[REVIEW] Make controller instantiation customizable

Greg Brown greg.x.brown at oracle.com
Wed Dec 14 06:35:53 PST 2011


> Currently the fx:controller in the FXML is used for two things:
> 
>   1. defining the *API/contract* between the Controller and the FXML and
>   2. providing the *lookup/instantiation* details of the controller
>   implementation

Yep.

> The ultimate goal would be to move #2 (which breaks decoupling) out of the
> FXML (and into a DI factory), while still keeping #1 (which gives us nice
> tool support).
> 
> I personally could work with one of two options:
> 
> 1) *Default controller*: No reference to the controller is specified in the
> FXML at all. My factory passes the controller instance into the FXMLLoader
> when it calls the load method and this controller is used for everything
> within the FXML. I lose tooling support but I have decoupled my View and
> Controller.

OK, now I understand what you mean by "default controller". I thought you meant that you wanted FXMLLoader to automatically create a controller for a document even when one wasn't specified using the fx:controller attribute. I didn't think that was a good idea, since not all documents require a controller. 

However, at first glance, I don't see any reason why we couldn't add a setController() method in addition to getController(). This way, how the controller is defined and constructed would be entirely up to you.

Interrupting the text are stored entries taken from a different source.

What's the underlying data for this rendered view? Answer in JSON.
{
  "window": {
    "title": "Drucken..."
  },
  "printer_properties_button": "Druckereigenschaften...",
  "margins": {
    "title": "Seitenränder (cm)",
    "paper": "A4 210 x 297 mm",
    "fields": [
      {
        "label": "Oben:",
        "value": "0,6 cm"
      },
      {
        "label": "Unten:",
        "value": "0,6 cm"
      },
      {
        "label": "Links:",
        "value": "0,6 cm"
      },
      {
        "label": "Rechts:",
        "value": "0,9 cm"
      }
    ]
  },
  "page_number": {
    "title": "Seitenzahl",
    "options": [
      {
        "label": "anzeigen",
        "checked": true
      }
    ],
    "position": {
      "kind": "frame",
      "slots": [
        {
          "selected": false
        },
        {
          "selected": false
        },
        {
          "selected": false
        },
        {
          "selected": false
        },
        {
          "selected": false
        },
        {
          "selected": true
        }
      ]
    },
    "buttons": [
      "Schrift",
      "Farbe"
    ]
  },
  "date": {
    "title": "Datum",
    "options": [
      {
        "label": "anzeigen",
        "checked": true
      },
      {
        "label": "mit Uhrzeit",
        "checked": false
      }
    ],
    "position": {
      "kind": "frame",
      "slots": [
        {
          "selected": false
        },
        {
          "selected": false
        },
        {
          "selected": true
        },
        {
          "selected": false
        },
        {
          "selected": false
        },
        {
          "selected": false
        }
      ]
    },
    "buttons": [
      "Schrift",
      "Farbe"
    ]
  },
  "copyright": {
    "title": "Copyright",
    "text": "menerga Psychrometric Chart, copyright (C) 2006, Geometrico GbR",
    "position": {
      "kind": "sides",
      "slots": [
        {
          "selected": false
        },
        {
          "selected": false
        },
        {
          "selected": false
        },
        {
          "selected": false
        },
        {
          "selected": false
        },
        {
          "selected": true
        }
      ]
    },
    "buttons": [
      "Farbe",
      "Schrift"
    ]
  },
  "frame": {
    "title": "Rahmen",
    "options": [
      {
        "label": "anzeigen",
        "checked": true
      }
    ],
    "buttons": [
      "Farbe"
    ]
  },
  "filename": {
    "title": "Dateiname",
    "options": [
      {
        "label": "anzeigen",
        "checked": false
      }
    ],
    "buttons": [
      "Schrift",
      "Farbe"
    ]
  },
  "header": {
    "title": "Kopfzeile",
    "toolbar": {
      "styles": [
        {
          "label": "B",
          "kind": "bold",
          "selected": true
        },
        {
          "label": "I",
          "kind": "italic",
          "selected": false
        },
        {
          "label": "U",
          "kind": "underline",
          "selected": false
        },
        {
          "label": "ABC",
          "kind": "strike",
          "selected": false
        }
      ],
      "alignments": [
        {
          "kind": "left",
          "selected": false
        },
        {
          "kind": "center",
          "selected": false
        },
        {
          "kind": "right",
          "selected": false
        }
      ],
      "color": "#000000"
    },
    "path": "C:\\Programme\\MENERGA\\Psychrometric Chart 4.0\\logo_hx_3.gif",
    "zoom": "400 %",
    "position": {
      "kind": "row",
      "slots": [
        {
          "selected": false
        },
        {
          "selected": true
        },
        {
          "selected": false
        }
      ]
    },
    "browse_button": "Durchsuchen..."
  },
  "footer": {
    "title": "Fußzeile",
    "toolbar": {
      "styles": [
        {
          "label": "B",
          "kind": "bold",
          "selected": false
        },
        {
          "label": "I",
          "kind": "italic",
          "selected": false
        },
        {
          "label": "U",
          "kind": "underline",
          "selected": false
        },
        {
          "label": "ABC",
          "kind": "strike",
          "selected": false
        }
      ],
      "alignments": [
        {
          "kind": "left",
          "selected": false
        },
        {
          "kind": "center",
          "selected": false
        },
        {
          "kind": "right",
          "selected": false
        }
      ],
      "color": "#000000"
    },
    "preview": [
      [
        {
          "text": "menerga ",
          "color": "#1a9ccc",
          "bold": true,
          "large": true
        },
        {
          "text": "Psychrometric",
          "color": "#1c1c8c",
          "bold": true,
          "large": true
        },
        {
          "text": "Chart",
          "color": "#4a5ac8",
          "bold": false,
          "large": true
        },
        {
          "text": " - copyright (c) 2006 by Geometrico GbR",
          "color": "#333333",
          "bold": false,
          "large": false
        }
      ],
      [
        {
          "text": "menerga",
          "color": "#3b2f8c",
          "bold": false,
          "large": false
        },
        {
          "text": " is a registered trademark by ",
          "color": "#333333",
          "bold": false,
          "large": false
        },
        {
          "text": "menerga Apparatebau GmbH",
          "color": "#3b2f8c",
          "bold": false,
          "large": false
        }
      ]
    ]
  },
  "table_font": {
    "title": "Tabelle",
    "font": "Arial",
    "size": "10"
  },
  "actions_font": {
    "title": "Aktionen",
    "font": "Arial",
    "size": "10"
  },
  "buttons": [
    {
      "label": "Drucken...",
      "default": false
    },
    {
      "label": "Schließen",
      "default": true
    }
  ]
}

Would that work?

I think we'll still want to support the ControllerFactory interface, though. A setController() method would work for a root document, but not for includes, since you don't create the FXMLLoaders for those. It seems like that would be OK for your use case - since you want to create the controller yourself and manually associate it with the view, you probably wouldn't want to use includes anyways. But for callers who do want to use the fx:controller attribute, we should still provide a way to hook into the controller instantiation process.